El último Gran Campeón...


Cuesta remontar el tiempo atrás, trasladarse casi imaginariamente y momentáneamente a aquel "diciembre gris" de 2004. Pero es necesario hacerlo para comprender un poco esta historia.

Aquella tarde, el equipo que dirigía Alberto Fanesi cambiaba el entusiasmo y el grito atragantado desde hacía casi 7 años por tristeza, desazón, insultos y violencia incontrolable. La pelota que se escurría entre las manos de Sessa, la corrida con sorna de Hirsig, la desesperación. Veíamos una vez más escaparse cual utopía, aquella consagración que nos devolvería la tan ansiada y recordada gloria pasada. Pero no, el destino marcó que aquel 12 de diciembre de 2004 no sería un día de gloria. Habría que esperar.

Finalizaba el año, con un clima pesado y un aire por demás denso en toda la atmósfera de Liniers. Ya el Doctor no seguía y volvía a su trabajo de Coordinador en Inferiores. Había que elegir su sucesor.

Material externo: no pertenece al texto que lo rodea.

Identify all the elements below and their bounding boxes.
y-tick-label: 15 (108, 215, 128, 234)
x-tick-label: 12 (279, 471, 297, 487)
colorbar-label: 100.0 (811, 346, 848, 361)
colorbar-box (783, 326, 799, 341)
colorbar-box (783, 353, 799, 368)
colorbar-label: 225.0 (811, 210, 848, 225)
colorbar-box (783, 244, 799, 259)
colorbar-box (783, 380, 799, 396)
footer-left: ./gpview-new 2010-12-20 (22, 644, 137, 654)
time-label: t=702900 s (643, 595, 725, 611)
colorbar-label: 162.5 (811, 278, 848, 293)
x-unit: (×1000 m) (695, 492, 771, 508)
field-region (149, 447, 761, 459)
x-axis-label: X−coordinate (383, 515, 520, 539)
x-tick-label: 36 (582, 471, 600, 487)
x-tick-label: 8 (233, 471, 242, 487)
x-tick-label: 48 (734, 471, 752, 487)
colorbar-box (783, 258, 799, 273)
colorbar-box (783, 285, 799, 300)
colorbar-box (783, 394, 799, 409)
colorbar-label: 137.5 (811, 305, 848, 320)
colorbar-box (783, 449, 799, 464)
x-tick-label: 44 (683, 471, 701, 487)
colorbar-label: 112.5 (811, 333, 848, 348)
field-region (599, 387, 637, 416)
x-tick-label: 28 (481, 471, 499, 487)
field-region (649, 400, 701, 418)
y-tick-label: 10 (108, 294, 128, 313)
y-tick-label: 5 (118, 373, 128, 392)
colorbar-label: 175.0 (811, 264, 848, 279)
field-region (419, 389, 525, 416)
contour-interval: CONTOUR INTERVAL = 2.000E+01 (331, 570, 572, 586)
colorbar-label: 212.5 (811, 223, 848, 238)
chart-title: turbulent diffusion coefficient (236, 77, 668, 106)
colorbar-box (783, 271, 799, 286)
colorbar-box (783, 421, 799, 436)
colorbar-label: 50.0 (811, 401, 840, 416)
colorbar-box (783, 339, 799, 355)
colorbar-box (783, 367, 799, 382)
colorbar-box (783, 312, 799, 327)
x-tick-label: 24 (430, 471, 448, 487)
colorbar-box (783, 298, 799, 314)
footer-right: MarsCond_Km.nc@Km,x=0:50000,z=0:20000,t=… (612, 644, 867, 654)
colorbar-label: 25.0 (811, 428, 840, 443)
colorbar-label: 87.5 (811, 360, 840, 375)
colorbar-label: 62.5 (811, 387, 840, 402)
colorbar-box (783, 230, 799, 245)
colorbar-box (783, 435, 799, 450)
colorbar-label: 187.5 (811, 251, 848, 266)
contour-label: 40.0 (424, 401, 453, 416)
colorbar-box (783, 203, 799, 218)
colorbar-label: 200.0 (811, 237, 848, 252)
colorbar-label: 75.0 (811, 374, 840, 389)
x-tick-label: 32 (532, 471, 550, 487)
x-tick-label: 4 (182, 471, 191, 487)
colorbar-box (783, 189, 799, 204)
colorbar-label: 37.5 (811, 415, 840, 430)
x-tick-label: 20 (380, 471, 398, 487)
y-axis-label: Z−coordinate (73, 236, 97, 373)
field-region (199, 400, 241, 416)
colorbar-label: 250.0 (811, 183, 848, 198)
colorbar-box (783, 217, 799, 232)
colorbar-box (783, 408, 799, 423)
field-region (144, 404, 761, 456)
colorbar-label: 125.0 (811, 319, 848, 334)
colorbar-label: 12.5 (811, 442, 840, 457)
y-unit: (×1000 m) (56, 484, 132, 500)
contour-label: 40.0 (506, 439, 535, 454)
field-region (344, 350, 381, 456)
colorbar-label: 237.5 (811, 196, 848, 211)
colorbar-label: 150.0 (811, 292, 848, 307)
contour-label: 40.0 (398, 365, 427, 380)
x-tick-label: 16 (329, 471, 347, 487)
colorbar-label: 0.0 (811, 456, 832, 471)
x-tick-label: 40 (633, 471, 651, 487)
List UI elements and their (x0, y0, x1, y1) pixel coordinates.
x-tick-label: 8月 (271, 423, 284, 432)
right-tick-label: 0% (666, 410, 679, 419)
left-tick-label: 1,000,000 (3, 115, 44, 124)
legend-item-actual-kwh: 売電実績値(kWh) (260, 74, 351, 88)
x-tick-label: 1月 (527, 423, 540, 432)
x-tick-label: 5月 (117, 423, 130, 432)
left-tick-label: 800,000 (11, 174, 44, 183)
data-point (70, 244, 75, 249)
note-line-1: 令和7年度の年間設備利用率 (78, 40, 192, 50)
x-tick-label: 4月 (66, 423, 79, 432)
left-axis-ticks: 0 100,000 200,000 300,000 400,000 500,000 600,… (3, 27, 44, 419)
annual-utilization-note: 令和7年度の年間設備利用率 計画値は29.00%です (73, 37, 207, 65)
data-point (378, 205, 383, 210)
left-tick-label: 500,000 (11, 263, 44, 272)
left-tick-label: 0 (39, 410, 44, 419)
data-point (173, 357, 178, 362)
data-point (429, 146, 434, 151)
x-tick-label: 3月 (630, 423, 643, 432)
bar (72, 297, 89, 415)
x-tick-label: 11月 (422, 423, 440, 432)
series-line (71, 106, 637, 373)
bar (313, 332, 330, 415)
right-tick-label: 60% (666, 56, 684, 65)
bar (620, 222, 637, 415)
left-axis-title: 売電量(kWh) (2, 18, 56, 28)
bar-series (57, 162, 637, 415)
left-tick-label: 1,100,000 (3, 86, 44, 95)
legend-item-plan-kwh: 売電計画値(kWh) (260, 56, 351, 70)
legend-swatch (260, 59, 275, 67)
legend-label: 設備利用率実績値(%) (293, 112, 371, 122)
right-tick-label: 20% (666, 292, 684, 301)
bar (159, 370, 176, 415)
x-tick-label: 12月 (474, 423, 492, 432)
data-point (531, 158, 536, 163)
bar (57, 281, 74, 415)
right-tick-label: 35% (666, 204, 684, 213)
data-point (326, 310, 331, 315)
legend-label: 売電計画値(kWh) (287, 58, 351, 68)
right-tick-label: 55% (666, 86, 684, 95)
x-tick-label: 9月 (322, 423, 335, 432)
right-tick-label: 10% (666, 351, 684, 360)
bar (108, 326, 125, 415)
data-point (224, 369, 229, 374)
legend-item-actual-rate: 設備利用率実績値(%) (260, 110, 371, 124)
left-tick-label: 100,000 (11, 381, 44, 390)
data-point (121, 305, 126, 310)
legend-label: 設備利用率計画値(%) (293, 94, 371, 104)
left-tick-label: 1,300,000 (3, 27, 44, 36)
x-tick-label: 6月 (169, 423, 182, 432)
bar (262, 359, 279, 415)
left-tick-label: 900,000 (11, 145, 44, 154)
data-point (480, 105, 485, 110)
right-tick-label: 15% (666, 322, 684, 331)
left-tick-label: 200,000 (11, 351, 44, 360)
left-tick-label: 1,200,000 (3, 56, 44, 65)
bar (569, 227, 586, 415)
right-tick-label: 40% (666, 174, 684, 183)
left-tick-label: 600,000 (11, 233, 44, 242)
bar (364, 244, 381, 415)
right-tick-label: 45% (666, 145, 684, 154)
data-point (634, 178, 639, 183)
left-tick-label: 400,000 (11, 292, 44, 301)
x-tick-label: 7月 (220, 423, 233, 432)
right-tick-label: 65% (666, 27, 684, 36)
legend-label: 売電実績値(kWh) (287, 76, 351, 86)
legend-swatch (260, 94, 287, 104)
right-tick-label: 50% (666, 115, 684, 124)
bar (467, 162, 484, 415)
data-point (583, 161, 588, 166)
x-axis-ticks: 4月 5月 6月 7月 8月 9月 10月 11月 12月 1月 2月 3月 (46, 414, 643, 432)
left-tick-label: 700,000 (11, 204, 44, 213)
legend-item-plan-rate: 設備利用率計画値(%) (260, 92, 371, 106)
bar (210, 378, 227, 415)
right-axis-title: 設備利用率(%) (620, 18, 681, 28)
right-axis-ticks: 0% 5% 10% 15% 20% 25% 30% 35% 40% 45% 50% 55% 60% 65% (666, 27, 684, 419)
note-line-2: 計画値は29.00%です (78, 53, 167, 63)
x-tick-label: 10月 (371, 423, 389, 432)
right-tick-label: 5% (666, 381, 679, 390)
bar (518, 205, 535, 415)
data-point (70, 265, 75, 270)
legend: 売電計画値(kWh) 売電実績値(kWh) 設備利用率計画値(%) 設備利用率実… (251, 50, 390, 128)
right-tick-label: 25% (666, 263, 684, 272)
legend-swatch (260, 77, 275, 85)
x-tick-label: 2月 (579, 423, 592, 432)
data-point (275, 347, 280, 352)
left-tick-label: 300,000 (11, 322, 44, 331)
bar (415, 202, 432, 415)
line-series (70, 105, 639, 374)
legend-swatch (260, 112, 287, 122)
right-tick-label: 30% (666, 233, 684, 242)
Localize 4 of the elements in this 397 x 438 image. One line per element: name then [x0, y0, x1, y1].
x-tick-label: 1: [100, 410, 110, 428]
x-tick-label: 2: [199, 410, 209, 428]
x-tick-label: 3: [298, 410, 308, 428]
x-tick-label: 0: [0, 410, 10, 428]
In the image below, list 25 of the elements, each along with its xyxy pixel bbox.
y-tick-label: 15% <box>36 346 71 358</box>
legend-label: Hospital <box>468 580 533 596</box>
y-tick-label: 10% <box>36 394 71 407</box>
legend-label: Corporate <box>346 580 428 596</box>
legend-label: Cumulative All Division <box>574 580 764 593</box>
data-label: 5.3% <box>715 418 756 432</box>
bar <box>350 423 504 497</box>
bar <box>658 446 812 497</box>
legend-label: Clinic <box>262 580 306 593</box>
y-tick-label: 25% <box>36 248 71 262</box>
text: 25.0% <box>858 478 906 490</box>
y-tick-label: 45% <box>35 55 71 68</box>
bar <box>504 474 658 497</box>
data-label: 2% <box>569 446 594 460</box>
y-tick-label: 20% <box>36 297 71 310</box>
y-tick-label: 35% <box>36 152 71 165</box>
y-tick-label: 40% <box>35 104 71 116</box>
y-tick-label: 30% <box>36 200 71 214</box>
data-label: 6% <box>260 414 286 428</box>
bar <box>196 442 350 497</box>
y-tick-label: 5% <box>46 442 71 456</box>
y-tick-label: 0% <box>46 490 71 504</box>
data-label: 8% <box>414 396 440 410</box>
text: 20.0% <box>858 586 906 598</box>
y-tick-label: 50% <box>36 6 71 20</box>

Miguel Ángel Russo, fue el nombre que Raúl Gámez y su Comisión Directiva señaló como el encargado de comandar, reordenar y levantar la estima de un grupo y un pueblo herido. Y fue resistido por todos...

El flamante Técnico sacó espalda ante la adversidad y como el cantante rosarino hizo una nueva versión de “Yo vengo a ofrecer mi corazón”, al comenzar la pretemporada. El trabajo estaba en marcha. La ruleta del destino comenzaba a girar en este Clausura 2005.

Preparación en Uruguay. Aquel partido de algún martes por la mañana perdido en enero, quedará como una anécdota curiosa y feliz. Lejos estaba ese equipo de conseguir lo que seis meses después caería como bendición. La suerte estaba echada.

Puntapié inicial. Dudas. Sin localía. Por cuestiones de la “insegura” Seguridad Argentina, Liniers se mudaba a la devaluada Parque Patricios. Tres fechas sin ganar. Tres fechas sin goles a favor. Faltaba suerte... sobraban insultos. Una racha de penales errados nefasta. El Gato que pedía protección y cambios de arco. Hasta el cemento del Amalfitani se levantaba para insultar a Dirigentes y Cuerpo Técnico. Sin Rumbo... aunque se intentaba sin resultados.

La piezas del rompecabezas comienzan a aparecer. El trabajo que “no podíamos ver”, comenzaba a dar sus frutos. Aquel gol de Rolando Zárate a Bossio en el Sur fue más que un final a una sequía de más de 400 minutos sin gritos. Aquel gol fue un bálsamo para un alma desgastada... lastimada. Aquel gol marcó el camino a la resurrección de un gigante dormido.

Comenzaron a llegar los triunfos importantes en resultado y moral. En una “noche de copas” se aplastó a un cuervo chiquito. En una tarde, que puede haber “100” de esas... pero solo esa tarde Vélez se la llevó a la “boca”. En una fría tarde/noche en el bosque platense, en donde el “Lobo” quiso soplar la defensa... y la encontró firme.

Las piezas del rompecabezas comenzaban a encajar. “Los jugadores que saben siempre se juntan”, resuena en un cinta de cassette en un idioma “ruso”. Entonces Castromán, mudó sus pertenencias del sector derecho del campo al área. Entonces Bravo, comenzó a pensar en grande. Entonces Gracián, recuperó la memoria inmediata en la suela de su botín derecho. Entonces las caras comenzaron a cambiar.

La confirmación de que aquella tarde gris de diciembre quedaría en el olvido, llegaría en un verde Abril. Los dos momentos claves, vitales e irrepetibles en los que este grupo humano se convenció que estaba para cosas grandes. Primero, una caricia fantástica del Tano al balón para colarse sobre la hora entre Luchetti y el palo. Segundo, el empuje y la garra de Lucas para revivir un resultado que quedaba “chico” en el “gigante”. Y allí, la consolidación de un equipo. La convicción de un grupo y su gente. La esperanza a flor de piel.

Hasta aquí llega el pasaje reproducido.